Il faut préciser qu'Alice, notre héroïne, parle avec le plus bel accent du monde: l'accent allemand. Vous me direz, c'est bien normal, c'est un film allemand! Mais là, c'est autre chose, une façon d'accentuer les phrases, toujours au bon moment, d'une voix un peu trainante, qui rebondit. Une texture qui ne se rencontre que très rarement.

pendelnde Schwebebahn
_ Le Schwebebahn, monorail qui arpente la ville en suivant le lit de la rivière Wupper. Paticularité: il pend, littéralement. Étrange que cette sensation de flotter tout en étant suspendu, car oui, il ballote dans les airs, il y a même cet écriteau au dessus des portes qui vous prévient au moment de sortir: "Vorsicht bei der Abfahrt, die Bahn pendelt".
Un bateau volant, encore mieux qu'à Disney car ici c'est pour de vrai. Je me suis alors dit que vraiment, pour un conducteur de métro, finir sa carrière en conduisant le Schweby, c'était trop la classe. On pourrait rester dedans à faire des allers retours, car en même tant que de sillonner la ville, il nous la montre. Riches sont les abords de la Wupper, pure architecture de la ruhr. A chaque nouveau passage, un autre détail: les tours des anciennes manufactures textiles émergent une à une, les maisons des quartiers ouvriers alignées se détachent, l'architecture du 18ième de son Langericht se dessine, du 17ième de ses églises se précise, les tuyauteries de ces grands fours que sont les actuelles industries nous encerclent, les jardinets à même la Wupper se démasquent, et des pingouins perchés sur les toits becs tournés vers le ciel vous saluent. (oui, j'avoue, je me suis un peu perdue aussi). Tuffi, car il faut en parler, y a fait également sa légende. L'éléphant du cirque Althoff, qui jadis (en 1950 pour être plus précise), fût embarqué de force par son propriétaire pour faire un tour de propagande (c'est quand même mieux que la vulgaire voiture à haut-parleur). Effrayé par ce mouvement en hauteur, il sauta par la porte à la première station venue et plongea la trompe la première dans la rivière, profond de seulement 50 cm, aïe! Heureusement il s'en tirera avec juste un bobo au popo. Mais quelle idée, un éléphant! La prochain fois j'apporterai mon Pagou! McDaniel, totalement fasciné par l'évènement, lui dédira même une chanson. Près de Adlerbrücke, à bien faire attention, on verra Tuffi nous invitant à le rejoindre, dans la Wupper!

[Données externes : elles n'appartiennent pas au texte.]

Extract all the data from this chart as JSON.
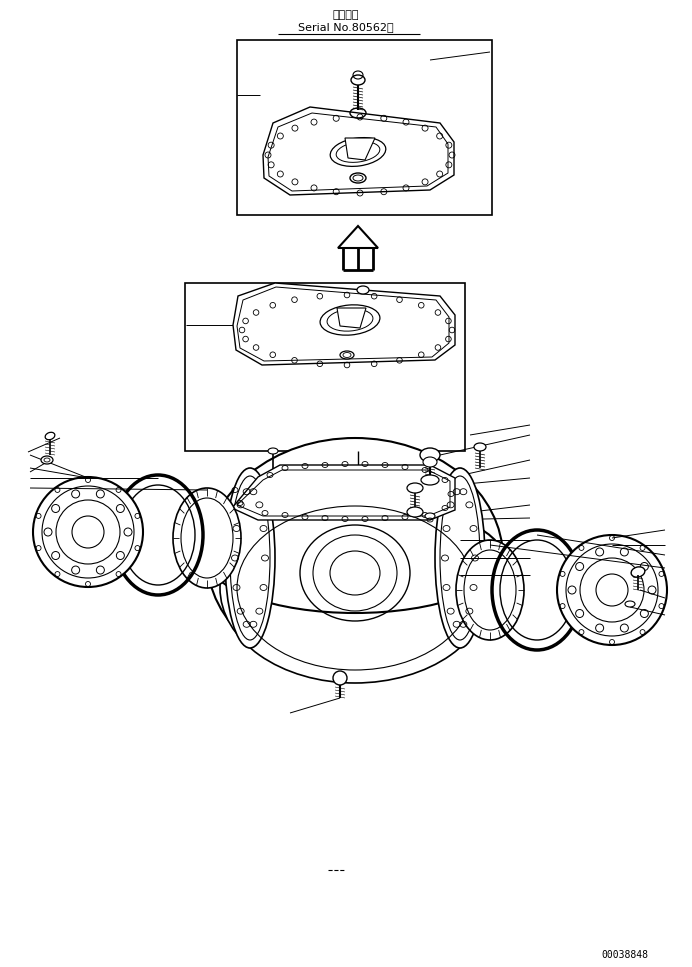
{
  "title_japanese": "適用号機",
  "title_serial": "Serial No.80562～",
  "part_number": "00038848",
  "bg_color": "#ffffff",
  "line_color": "#000000",
  "fig_width": 6.92,
  "fig_height": 9.67,
  "dpi": 100
}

_ Son hôtel Amical, parfumé aux muffins vanille-amande-abricot (sisisi). C'est bien simple: ils sont partout. Sur la table, dans l'armoire, sous la chaise, dans la douche. Tous accessibles et comestibles! Miam, la chambre fût donc à croquer. En plus, elle était "by flowers" (rouge, blanche, coquelicots). Si c'est sur über tout ça!

Il ne vous reste plus qu'à y courir, bien vite!